Architecture in which an organisation operates the software services itself on its own infrastructure, whether that means physical servers, a private virtualised infrastructure or an IaaS cloud whose virtualisation and operating-system layers it controls. As opposed to the cloud SaaS mode managed by the provider, self-hosting gives the organisation full control over data location, deployed versions, the update calendar, security configurations and network access. This control comes with the operational responsibility for updates, backups and availability, generally assumed in-house or delegated to an MSP.

single-vendor

Governance model for a free-software project in which a single publisher controls the roadmap, holds the majority of intellectual property rights and takes on its own the structural decisions (change of licence, repository closure, conditions of access to the code). Contributions from other actors are possible but remain subordinate to the agreement of that publisher. This model facilitates the technical and commercial coherence of the product but exposes its users to a high risk of dependence: in the event of acquisition, change of strategy or liquidation of the publisher, no other entity holds an established legitimacy to ensure the continuity of the project. → See also /en/profile/about/ for the argumentative context.

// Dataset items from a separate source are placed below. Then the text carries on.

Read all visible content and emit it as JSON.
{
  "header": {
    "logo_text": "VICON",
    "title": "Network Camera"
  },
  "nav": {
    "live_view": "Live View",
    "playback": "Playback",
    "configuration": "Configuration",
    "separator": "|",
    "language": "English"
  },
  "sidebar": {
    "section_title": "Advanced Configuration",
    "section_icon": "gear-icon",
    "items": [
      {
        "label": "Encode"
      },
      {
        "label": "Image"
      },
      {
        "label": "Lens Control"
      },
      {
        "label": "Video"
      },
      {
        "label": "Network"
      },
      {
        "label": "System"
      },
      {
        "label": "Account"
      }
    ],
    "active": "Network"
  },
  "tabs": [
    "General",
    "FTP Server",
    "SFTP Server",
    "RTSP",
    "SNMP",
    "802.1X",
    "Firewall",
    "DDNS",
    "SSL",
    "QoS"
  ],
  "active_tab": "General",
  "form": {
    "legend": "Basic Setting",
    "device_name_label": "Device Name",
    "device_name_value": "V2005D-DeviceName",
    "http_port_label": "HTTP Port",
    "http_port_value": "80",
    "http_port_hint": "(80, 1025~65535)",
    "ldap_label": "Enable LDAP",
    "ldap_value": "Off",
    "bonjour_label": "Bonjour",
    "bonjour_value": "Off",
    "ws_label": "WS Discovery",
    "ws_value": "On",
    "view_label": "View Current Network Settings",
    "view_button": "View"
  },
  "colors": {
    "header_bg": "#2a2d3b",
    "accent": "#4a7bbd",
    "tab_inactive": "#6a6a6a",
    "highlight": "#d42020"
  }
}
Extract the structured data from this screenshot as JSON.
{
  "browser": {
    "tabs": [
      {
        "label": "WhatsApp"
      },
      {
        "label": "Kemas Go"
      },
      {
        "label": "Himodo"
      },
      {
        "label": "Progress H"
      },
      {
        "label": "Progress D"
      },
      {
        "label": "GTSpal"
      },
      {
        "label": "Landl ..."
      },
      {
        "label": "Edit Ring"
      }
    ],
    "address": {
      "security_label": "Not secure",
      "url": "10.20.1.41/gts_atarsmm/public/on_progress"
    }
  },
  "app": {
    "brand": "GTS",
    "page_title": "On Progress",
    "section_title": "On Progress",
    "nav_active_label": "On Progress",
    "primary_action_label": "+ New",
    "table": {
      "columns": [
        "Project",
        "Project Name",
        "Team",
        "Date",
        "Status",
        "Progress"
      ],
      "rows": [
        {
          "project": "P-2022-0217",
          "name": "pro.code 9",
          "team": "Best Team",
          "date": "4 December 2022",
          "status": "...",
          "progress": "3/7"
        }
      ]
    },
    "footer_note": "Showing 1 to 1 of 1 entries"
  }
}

SSPL(Server Side Public License)

Licence published by MongoDB in 2018 for MongoDB and adopted by several other projects, including Redis (2024). It extends the obligations of the AGPL to managed services: a provider that offers a cloud service based on software under SSPL must publish under SSPL the entirety of the software stack used to operate that service, including the infrastructure components specific to the provider. The Open Source Initiative has not recognised the SSPL as a free-software licence, considering that this requirement reaches beyond the perimeter of the licensed software itself.

upstream

Refers to the source project from which a distribution or a fork derives. A Linux distribution based on Debian has Debian as its upstream; a Docker application image has the official base image as its upstream. By extension, “to contribute upstream” means submitting modifications directly to the source project rather than maintaining them locally on a divergent branch. Contributing upstream reduces long-term maintenance cost (fixes are integrated into subsequent versions) and strengthens the contributor’s legitimacy in the governance of the project. Conversely, accumulating local patches without sending them upstream creates a growing technical debt as the source project releases successive versions.

vendor lock-in

Situation in which an organisation cannot substitute one provider for another without bearing migration costs disproportionate to the value of the transition. Lock-in arises from a combination of factors: proprietary data formats or protocols without standard equivalents, deep integrations with other products of the same ecosystem, contractual clauses limiting portability, absence of documentation allowing a third party to reproduce the service, or dependence on skills specific to the platform. Vendor lock-in reduces the client’s bargaining power at renewal and limits its ability to respond to a unilateral change in pricing, terms of use or service availability.